Y tú y yo no teníamos que conocernos porque bajo mi caparazón de tortuga estoy satisfecha. Porque si me lo quito voy a quedar expuesta otra vez a todas esas maripositas de mierda que terminan acercándose al arco iris y la verdad es que suena bonito, pero los corazones cuando se resquebrajan no. Que no hay que tener miedo, que por haber suspendido en junio no hay por qué temer a septiembre. El problema es cuando has suspendido seis veces (en febrero, en junio) y pides convocatorias extraordinarias a mansalva. Y claro, pues ya te fías menos. Que si fueses menos inteligente, quizá esto no habría pasado. Que yo lo que quería era conocer a alguien y pasar el rato, no era tan difícil, joder. Que si yo fuese más fácil de entender y tú no fueses tan bromista, atento y diferente al resto, pues todo sería mejor. Mejor, porque me da miedo. No, no es miedo. Es pánico a tener que vaciarme otra vez, contar mi vida, que la entiendan sin juzgarme y además que se queden a ver el resto de la película, con palomitas o sin ellas.

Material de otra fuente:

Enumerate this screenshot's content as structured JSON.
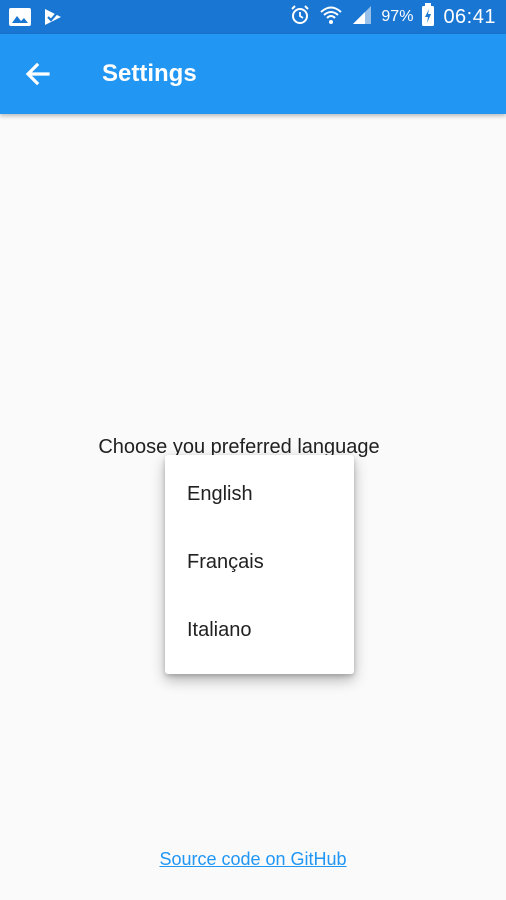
{
  "status_bar": {
    "battery": "97%",
    "time": "06:41",
    "icons": [
      "gallery-icon",
      "check-flag-icon",
      "alarm-icon",
      "wifi-icon",
      "signal-icon",
      "battery-charging-icon"
    ]
  },
  "app_bar": {
    "title": "Settings",
    "back_icon": "arrow-back-icon"
  },
  "main": {
    "prompt": "Choose you preferred language"
  },
  "language_menu": {
    "options": [
      "English",
      "Français",
      "Italiano"
    ]
  },
  "footer": {
    "link_text": "Source code on GitHub"
  },
  "colors": {
    "status_bar": "#1976d2",
    "app_bar": "#2196f3",
    "background": "#fafafa",
    "link": "#2196f3"
  }
}
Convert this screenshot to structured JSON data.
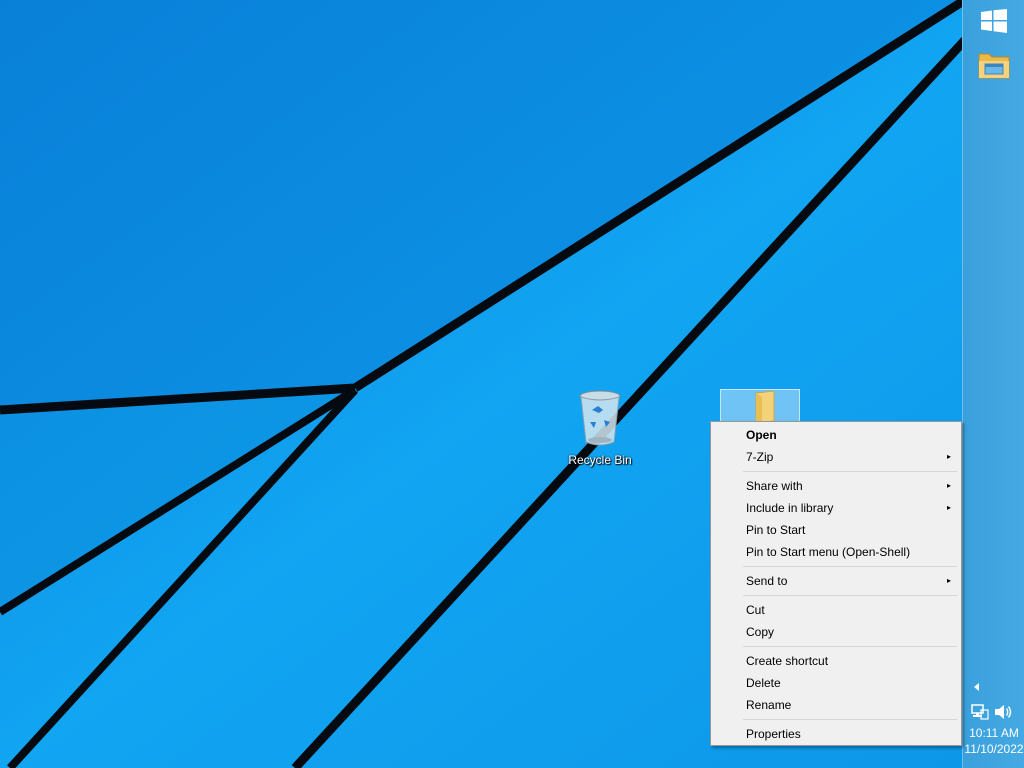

Tú y yo no teníamos que conocernos y aquí estamos. Tú de aquí y allá y yo de allí viviendo aquí. Tengo miles de preguntas y la mitad de ellas comienzan con “¿y si…?” Que como te dije, desde el primer momento me inspiraste una confianza que no era normal. Y eso era lo que intentaba descifrar. Pues dimito. No puedo hacerlo. Verás, no soy tan valiente como parezco, porque sino, tendría un escudo y una espada, no una coraza. No soy princesa ni quiero que me salven. Yo no nací para ese tipo de cuentos aunque a todas nos guste escucharlos. El problema es que también debo confiar… Y no es lo mío, ¿sabes? Quiero decir que, a pesar de ser una persona a la que le gusten las aventuras y el riesgo, cuando se trata de arriesgar mi corazón, retrocedo. Y no tres escalones, sino que bajo toda la escalera de un salto. Quien no arriesga no gana y es cierto que la zona de confort no es lo mío.
Tú y yo no teníamos que conocernos… Pero aquí estoy, recapitulando hechos. Sí, sí te iba a echar de menos cuando me preguntaste en tu coche; pero a pesar de que hable y me enrolle cual persiana, es cierto que a veces voy de dura. Es mucho más fácil adoptar ese papel que tener que interpretar el mío propio. En tu casa me dijiste, cuando te conté una pequeña (y resumida) parte de mi vida, que en cierto modo comprendías por qué reaccionaba así con los hombres y por qué os someto al análisis que hago. Y te dije que, bueno, no es la vida de ensueño, pero es la mía y la que me ha tocado vivir. Es cierto que mido todo al milímetro y quizá por eso, bajo la influencia de unas copas de alcohol sale mi verdadero yo, más atrevida y despreocupada. Porque la vida no está hecha para ir midiéndola. Sino para disfrutarla.


Tú y yo no teníamos que conocernos pero, por casualidades de la vida, lo hicimos. Y quise evitarlo pero no pude. Sí, creo en el destino, así que a lo mejor no debería hablar de casualidad. También creo en el karma. Y creo que ya no necesito más tiempo para pensar a pesar de que la vuelta no está cerca.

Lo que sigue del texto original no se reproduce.